2. Rechargeable vs. Battery-Powered
Rechargeable sex toys are hands-down the better option in my opinion, because they are stronger, quieter, and you never have to buy batteries. A rechargeable toy is also going to last a lot longer than a battery-powered toy, which is why so many of them offer 1-10 year warranties. Battery powered toys tend to be noisier (due to the battery case buzzing), weaker, and are more prone to dying earlier. When using a battery-powered sex toy it is important to never use lithium or rechargeable batteries, which can kill the motor – always use basic alkaline batteries and never leave them inside the toy. Another thing to keep in mind is that the vast majority of vibrators are not fully waterproof. Staff will be able to tell you which vibrators are fully submersible, and these will most likely all be in the high quality rechargeable category.

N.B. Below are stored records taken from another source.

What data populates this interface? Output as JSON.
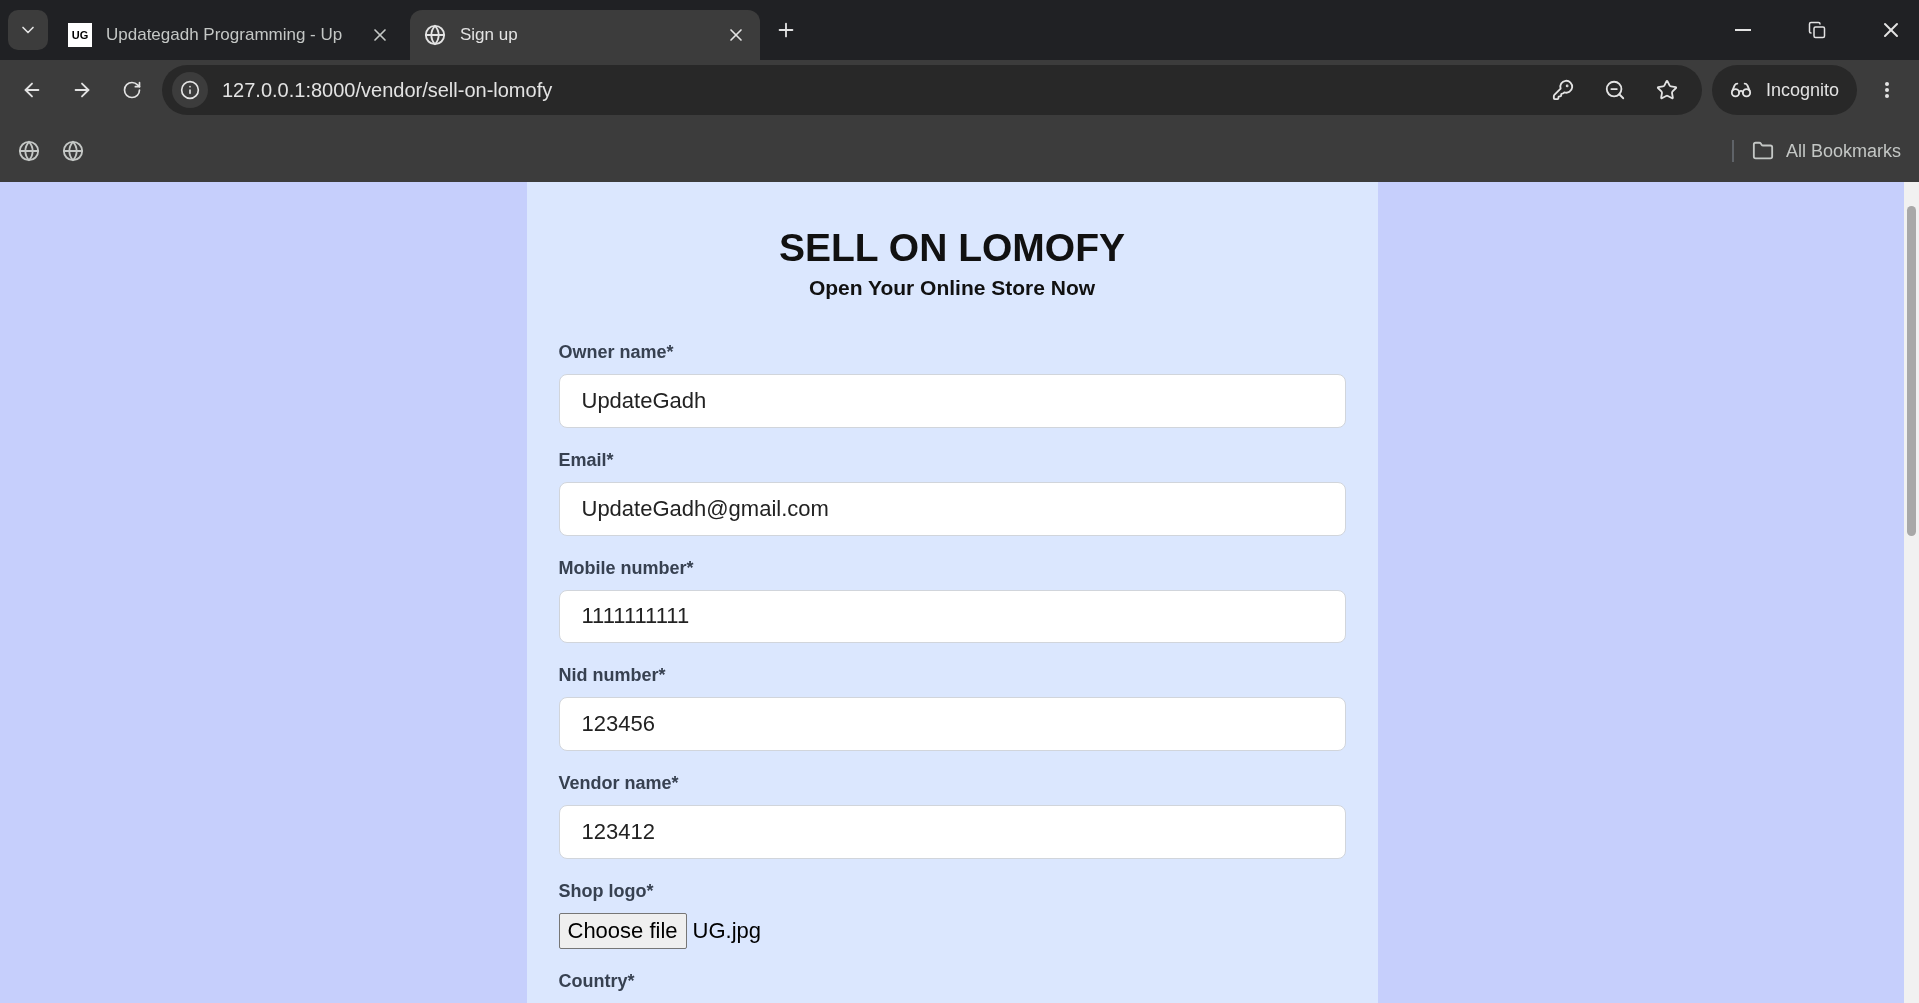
{
  "browser": {
    "tabs": [
      {
        "title": "Updategadh Programming - Up",
        "kind": "logo",
        "favicon_text": "UG",
        "selected": false
      },
      {
        "title": "Sign up",
        "kind": "globe",
        "selected": true
      }
    ],
    "address": "127.0.0.1:8000/vendor/sell-on-lomofy",
    "profile": "Incognito",
    "bookmarks_label": "All Bookmarks"
  },
  "form": {
    "title": "SELL ON LOMOFY",
    "subtitle": "Open Your Online Store Now",
    "fields": [
      {
        "kind": "text",
        "label": "Owner name*",
        "value": "UpdateGadh"
      },
      {
        "kind": "text",
        "label": "Email*",
        "value": "UpdateGadh@gmail.com"
      },
      {
        "kind": "text",
        "label": "Mobile number*",
        "value": "1111111111"
      },
      {
        "kind": "text",
        "label": "Nid number*",
        "value": "123456"
      },
      {
        "kind": "text",
        "label": "Vendor name*",
        "value": "123412"
      },
      {
        "kind": "file",
        "label": "Shop logo*",
        "button": "Choose file",
        "value": "UG.jpg"
      },
      {
        "kind": "label",
        "label": "Country*"
      }
    ]
  }
}
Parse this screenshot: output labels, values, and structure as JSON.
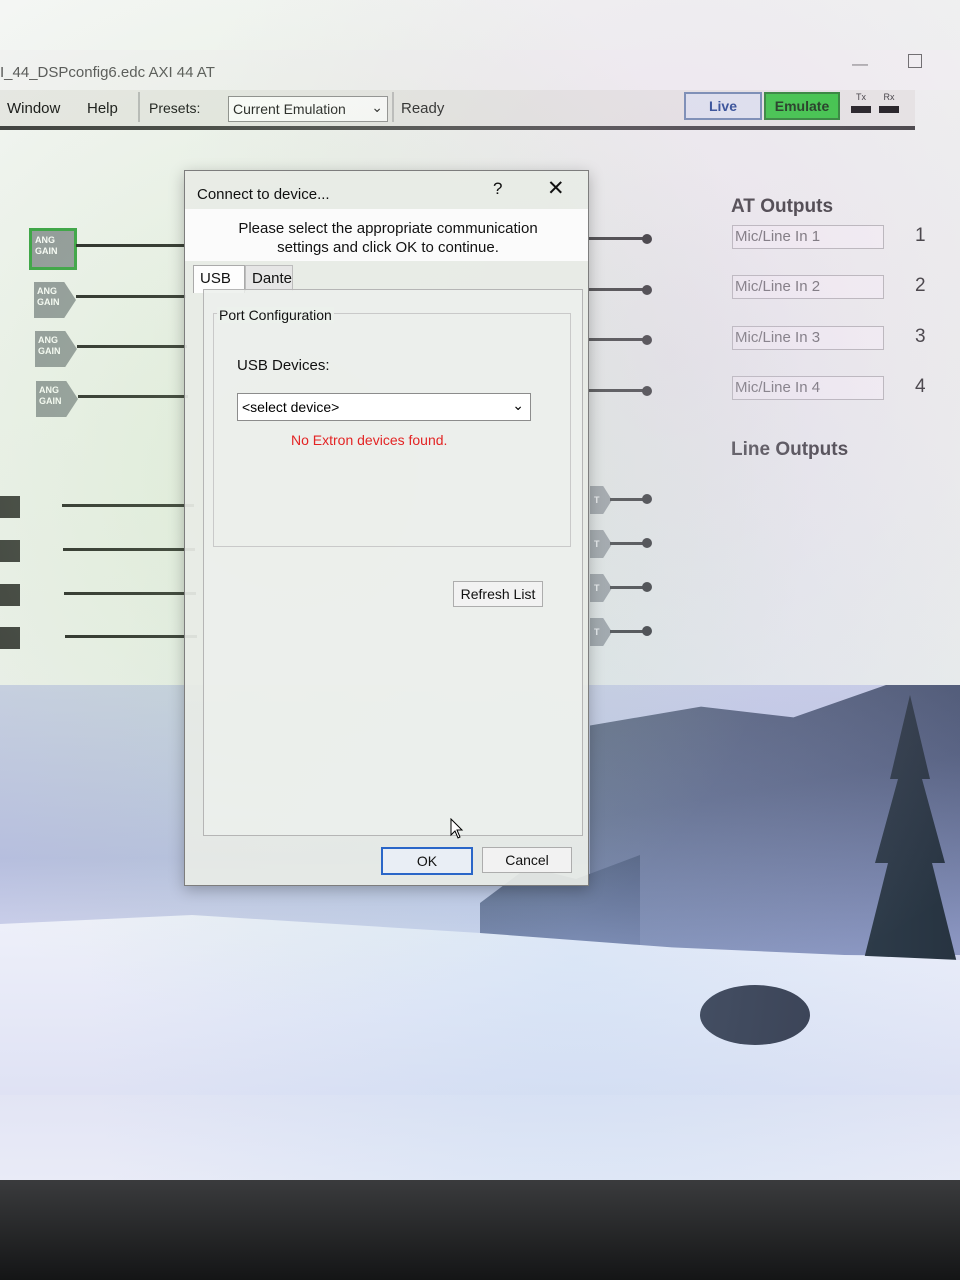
{
  "window": {
    "title": "I_44_DSPconfig6.edc  AXI 44 AT",
    "minimize_glyph": "—"
  },
  "menu": {
    "window_label": "Window",
    "help_label": "Help",
    "presets_label": "Presets:",
    "preset_value": "Current Emulation",
    "status": "Ready",
    "live_label": "Live",
    "emulate_label": "Emulate",
    "tx_label": "Tx",
    "rx_label": "Rx"
  },
  "canvas": {
    "gain_label": "ANG GAIN",
    "at_outputs_heading": "AT Outputs",
    "line_outputs_heading": "Line Outputs",
    "outputs": [
      {
        "label": "Mic/Line In 1",
        "number": "1"
      },
      {
        "label": "Mic/Line In 2",
        "number": "2"
      },
      {
        "label": "Mic/Line In 3",
        "number": "3"
      },
      {
        "label": "Mic/Line In 4",
        "number": "4"
      }
    ],
    "small_block_label": "T"
  },
  "dialog": {
    "title": "Connect to device...",
    "help_glyph": "?",
    "close_glyph": "✕",
    "instruction": "Please select the appropriate communication settings and click OK to continue.",
    "tabs": [
      {
        "label": "USB",
        "active": true
      },
      {
        "label": "Dante",
        "active": false
      }
    ],
    "group_label": "Port Configuration",
    "usb_devices_label": "USB Devices:",
    "device_value": "<select device>",
    "error_text": "No Extron devices found.",
    "refresh_label": "Refresh List",
    "ok_label": "OK",
    "cancel_label": "Cancel"
  },
  "colors": {
    "emulate_active": "#2fc53a",
    "live_accent": "#1b3f8c",
    "error": "#e32424",
    "ok_focus": "#2a66c8"
  }
}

When a battery-powered vibrator has a “waterproof” logo on the box, this pretty much just means splash-proof, so getting water into the battery compartment or motor will probably still kill it after awhile.
For some reason, many people love to loudly and proudly inform me that they don’t need to use lubricant when they are getting a sex toy. Congrats on having a vat of olive oil between your legs lady, but in offering you lube I wasn’t implying that you are the Sahara down there. Sex toys are not your sugar daddy’s warm throbbing member, they are synthetic materials – therefore using lube is just going to make it a bunch more pleasant, whether it is for internal use or external use. The most important thing to keep in mind with lubricant is that you can’t use certain lubes with certain materials. Silicone lubricant will ruin silicone toys (with Lelo, this will actually void your massive warranty – it’s obvious when silicone lube has been used) and is also not recommended for condoms or Cyberskin/Fanta Flesh style materials. My advice is to only use a water-based lubricant when it comes to sex toys and condoms, and aim to get the quality concentrated stuff – avoid the cheap gluggy shit. The upfront cost is a little more, but you go through far far less of the good stuff than the cheap stuff, so you will end up spending a lot less over time if you buy the decent stuff from the get-go.
4. Shape and Function
Different vibrators have different functions, and are all shaped accordingly. Very small bullet-shaped vibrators are intended for external use only (take note men – if you want to put something in your butt, don’t buy a bullet. Tempting though it may seem to buy the smallest thing you can find for your tender virgin butthole, your butt will suck it right up there and you will need to go to the emergency room for retrieval). If you want a G-spot vibrator you will need to find one with a decent curve. There are rod-straight vibrators out there, but they aren’t very popular because they won’t do much except stab the everloving piss out of your cervix. For both external and internal stimulation, you need to look for what is commonly known as a rabbit vibrator (named so because the original design had rabbit ears on the clit stimulator). Rabbits have an internal shaft and a smaller clit stimulator, and are probably the most popular design nowadays, thanks in part to their appearance in Sex And The City. For men wanting prostate stimulation, you need something with a good curve to it (somewhat similar to the shape of a G-spot vibrator) so avoid anything straight, or short round plugs. With all anal toys it is imperative that they have a base or handle, for cautionary reasons described earlier.
Now that you have been armed with this most excellent of advice, I bid you all happy and safe masturbating!!!